Ces derniers ouvraient le bal et constituaient la découverte de la soirée. Passons outre les jeux de mots pourris et concentrons-nous sur leur prestation un rien curieuse. En effet, au milieu d’un environnement bordélique dicté par deux guitares aux sonorités presqu’industrielles d’une part, d’une basse passionnée et d’une batterie métronomique de l’autre, la voix presque soul d’une blondinette fluette adepte d’onomatopées a du mal à cadrer avec l’ensemble.
Toutefois, si on laisse de côté l’aspect actuellement décousu de leurs compositions, on perçoit quelques éclairs lumineux, comme sur cette pièce débutée dans l’angoisse par des guitares stridentes avant de s’épanouir dans un ensemble noisy pop. Le groupe n’a pour l’instant sorti qu’un maxi deux titres, on attend la suite avec curiosité.
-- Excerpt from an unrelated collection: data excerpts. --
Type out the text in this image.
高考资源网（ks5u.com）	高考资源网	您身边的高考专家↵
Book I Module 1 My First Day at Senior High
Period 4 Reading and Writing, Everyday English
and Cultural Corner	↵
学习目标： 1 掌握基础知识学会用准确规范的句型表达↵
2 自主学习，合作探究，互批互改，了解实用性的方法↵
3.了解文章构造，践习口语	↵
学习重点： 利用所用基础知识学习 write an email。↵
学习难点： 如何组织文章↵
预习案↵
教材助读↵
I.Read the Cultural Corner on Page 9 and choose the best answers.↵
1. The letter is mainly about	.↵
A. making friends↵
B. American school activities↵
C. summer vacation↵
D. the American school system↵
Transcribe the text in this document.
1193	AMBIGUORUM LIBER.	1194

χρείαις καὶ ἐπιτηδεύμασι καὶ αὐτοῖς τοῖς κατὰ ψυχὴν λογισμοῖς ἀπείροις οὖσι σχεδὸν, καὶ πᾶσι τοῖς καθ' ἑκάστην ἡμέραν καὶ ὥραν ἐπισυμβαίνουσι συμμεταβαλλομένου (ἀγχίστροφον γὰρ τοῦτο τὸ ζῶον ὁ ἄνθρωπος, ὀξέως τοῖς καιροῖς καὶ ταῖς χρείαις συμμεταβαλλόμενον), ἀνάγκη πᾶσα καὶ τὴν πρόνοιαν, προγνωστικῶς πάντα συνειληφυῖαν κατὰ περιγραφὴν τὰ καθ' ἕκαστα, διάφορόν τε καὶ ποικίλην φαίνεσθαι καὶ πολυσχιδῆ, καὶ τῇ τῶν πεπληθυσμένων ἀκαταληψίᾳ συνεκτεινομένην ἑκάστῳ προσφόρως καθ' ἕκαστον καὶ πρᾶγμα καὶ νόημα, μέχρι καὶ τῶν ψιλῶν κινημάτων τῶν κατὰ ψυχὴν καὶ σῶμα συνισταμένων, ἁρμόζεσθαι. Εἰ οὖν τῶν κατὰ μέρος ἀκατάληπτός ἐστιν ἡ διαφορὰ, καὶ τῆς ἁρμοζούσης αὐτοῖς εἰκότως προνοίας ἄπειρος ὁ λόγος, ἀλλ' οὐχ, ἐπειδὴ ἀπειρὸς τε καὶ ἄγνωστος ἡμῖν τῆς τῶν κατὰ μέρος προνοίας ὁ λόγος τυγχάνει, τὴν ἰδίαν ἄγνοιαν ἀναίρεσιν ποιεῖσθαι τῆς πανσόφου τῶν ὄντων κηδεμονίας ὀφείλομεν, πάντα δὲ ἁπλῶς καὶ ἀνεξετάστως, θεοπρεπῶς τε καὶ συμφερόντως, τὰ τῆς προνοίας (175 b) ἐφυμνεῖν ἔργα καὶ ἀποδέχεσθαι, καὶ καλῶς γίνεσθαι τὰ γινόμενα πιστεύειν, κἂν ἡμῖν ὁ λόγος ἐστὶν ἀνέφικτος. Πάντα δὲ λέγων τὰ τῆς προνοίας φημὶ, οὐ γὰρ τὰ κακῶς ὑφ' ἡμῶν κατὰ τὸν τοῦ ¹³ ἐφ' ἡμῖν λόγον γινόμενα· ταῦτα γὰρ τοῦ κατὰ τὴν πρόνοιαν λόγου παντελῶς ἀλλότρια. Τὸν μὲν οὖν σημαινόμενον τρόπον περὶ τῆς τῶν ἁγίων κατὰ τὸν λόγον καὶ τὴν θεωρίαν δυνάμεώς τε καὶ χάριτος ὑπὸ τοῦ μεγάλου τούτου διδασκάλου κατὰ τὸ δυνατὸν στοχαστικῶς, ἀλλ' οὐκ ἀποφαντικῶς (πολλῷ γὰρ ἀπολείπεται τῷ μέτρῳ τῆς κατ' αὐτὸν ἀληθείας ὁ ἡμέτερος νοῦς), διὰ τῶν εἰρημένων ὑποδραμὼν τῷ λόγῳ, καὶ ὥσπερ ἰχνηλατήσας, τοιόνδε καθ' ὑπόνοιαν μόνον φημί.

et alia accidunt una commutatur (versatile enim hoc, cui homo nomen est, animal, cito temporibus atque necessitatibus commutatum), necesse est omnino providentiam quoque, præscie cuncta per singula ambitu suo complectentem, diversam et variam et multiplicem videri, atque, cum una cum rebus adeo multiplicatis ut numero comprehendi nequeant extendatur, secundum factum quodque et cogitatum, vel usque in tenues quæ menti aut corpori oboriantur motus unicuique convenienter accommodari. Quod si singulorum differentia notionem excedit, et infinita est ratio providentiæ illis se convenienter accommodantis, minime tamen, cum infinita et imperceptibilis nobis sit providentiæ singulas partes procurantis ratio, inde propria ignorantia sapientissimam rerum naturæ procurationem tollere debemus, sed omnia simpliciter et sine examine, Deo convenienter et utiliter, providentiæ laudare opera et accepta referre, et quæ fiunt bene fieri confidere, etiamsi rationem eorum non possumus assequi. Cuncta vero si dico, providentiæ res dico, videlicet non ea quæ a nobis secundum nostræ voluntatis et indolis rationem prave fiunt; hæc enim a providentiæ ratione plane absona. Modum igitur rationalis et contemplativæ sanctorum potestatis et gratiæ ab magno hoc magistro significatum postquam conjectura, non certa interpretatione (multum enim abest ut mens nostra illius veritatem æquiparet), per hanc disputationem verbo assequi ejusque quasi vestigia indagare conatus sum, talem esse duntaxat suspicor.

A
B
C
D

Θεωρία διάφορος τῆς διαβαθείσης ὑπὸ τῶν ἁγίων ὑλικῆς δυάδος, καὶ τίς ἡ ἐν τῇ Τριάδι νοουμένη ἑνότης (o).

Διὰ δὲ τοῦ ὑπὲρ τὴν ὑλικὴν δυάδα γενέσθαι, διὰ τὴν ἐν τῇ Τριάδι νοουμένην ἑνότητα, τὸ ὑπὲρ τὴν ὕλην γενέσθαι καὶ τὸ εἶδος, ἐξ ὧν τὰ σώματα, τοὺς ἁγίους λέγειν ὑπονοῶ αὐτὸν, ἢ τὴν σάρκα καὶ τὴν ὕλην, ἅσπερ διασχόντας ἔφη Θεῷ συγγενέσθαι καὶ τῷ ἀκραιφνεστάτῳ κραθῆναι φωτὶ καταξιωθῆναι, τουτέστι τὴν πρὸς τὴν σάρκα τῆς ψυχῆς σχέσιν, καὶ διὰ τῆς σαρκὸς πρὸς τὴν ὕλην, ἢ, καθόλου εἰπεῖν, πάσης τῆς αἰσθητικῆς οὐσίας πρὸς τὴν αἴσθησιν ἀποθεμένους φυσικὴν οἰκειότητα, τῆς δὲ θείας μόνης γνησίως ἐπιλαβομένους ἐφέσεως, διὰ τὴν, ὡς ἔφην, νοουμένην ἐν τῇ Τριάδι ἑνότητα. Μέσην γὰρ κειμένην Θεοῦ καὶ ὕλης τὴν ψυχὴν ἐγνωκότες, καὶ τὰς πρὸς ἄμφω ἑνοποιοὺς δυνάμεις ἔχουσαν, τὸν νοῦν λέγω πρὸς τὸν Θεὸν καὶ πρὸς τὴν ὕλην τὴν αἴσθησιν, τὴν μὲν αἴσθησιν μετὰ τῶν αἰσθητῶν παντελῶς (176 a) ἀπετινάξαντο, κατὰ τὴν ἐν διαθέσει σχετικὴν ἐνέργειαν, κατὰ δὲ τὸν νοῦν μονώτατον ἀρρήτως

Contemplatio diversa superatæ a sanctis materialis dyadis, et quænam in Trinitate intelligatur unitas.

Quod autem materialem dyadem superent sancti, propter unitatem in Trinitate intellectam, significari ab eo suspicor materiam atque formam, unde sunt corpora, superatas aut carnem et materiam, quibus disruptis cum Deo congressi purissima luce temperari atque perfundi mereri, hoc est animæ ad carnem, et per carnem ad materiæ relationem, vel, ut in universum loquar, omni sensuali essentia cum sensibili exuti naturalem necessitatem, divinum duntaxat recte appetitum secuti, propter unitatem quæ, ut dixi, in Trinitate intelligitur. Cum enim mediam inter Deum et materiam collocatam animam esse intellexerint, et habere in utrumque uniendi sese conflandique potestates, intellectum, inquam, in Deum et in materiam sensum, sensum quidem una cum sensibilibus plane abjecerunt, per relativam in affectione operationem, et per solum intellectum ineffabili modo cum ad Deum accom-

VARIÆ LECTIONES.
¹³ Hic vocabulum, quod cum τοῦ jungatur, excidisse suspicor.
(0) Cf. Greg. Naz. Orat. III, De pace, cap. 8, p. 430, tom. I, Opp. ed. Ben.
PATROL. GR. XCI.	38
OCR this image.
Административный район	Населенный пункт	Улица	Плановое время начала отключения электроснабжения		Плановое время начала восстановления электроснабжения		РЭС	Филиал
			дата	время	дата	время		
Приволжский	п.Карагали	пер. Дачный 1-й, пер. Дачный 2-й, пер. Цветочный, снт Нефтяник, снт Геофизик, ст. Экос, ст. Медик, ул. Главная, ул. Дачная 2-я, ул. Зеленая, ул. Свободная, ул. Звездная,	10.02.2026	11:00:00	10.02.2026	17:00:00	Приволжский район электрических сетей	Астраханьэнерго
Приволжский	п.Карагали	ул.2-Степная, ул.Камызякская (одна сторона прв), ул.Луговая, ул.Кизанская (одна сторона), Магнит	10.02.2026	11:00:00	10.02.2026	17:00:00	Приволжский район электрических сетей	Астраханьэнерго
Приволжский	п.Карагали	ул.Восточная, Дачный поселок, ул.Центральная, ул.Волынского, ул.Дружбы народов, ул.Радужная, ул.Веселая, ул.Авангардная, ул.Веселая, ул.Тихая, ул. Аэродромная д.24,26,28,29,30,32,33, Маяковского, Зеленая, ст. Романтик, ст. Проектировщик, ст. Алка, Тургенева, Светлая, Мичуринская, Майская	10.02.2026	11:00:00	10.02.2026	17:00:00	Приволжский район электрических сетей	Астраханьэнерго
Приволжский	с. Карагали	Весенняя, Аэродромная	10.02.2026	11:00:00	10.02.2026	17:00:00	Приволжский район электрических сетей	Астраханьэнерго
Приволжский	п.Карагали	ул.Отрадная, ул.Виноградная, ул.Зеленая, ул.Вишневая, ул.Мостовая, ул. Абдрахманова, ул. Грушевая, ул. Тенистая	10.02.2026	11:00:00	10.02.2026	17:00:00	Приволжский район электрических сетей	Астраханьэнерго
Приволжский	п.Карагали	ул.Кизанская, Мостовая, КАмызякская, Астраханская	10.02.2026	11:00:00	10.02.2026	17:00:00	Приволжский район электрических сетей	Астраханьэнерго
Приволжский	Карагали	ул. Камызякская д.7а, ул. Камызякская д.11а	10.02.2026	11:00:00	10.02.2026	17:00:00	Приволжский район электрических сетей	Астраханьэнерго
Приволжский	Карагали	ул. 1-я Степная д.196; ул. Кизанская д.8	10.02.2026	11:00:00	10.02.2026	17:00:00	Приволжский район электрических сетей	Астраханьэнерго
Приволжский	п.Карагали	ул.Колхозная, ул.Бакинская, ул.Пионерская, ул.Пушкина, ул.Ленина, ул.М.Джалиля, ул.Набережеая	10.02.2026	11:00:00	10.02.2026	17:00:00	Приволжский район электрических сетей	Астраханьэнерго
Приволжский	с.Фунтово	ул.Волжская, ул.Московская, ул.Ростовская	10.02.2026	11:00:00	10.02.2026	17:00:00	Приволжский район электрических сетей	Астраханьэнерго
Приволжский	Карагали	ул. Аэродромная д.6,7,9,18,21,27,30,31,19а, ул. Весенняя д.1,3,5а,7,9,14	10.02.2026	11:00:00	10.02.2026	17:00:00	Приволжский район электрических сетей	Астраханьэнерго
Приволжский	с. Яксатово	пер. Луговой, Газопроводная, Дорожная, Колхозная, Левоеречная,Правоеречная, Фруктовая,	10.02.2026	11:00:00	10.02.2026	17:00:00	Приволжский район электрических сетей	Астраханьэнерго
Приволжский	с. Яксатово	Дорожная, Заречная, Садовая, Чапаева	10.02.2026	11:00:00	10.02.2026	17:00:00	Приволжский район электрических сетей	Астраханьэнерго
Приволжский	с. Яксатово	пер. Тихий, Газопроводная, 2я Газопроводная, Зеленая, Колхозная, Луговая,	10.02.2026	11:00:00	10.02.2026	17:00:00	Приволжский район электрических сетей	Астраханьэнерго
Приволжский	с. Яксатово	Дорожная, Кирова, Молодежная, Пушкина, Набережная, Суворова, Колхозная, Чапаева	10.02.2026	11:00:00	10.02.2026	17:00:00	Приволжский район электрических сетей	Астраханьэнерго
Si l’événement se joue à guichets fermés, ce n’est pas uniquement grâce à la tête d’affiche de la soirée. À l’instar du 4AD de Dixmude voici quelques mois lorsqu’ils avaient ouvert pour King Khan Louder Than Death, les bad boys de Fontaines D.C. ne sont pas étrangers à la ruée sur le ticketing. Et pour cause. Ils avaient déjà impressionné dans cette même salle lors des Nuits l’an dernier en ouverture de Metz et de Idles. Mais ils ont surtout publié entre-temps « Dogrel », un candidat sérieux au titre d’album de l’année et un des meilleurs premiers albums depuis une éternité.
Véritable ode à leur ville natale (D.C. = Dublin City), il regorge de titres irrésistibles que l’on voit bien devenir des classiques indie dans les prochaines années. Et même davantage car l’album s’est hissé dans le top 10 britannique et le top 5 irlandais à sa sortie. Qu’à cela ne tienne, c’est avec un nouveau titre, « Heroes Death », qu’ils débuteront leur set. Bourré de tension et parsemé de « Life’s been always empty » sur un beat digne des Strokes, il constituera une entrée en matière parfaite.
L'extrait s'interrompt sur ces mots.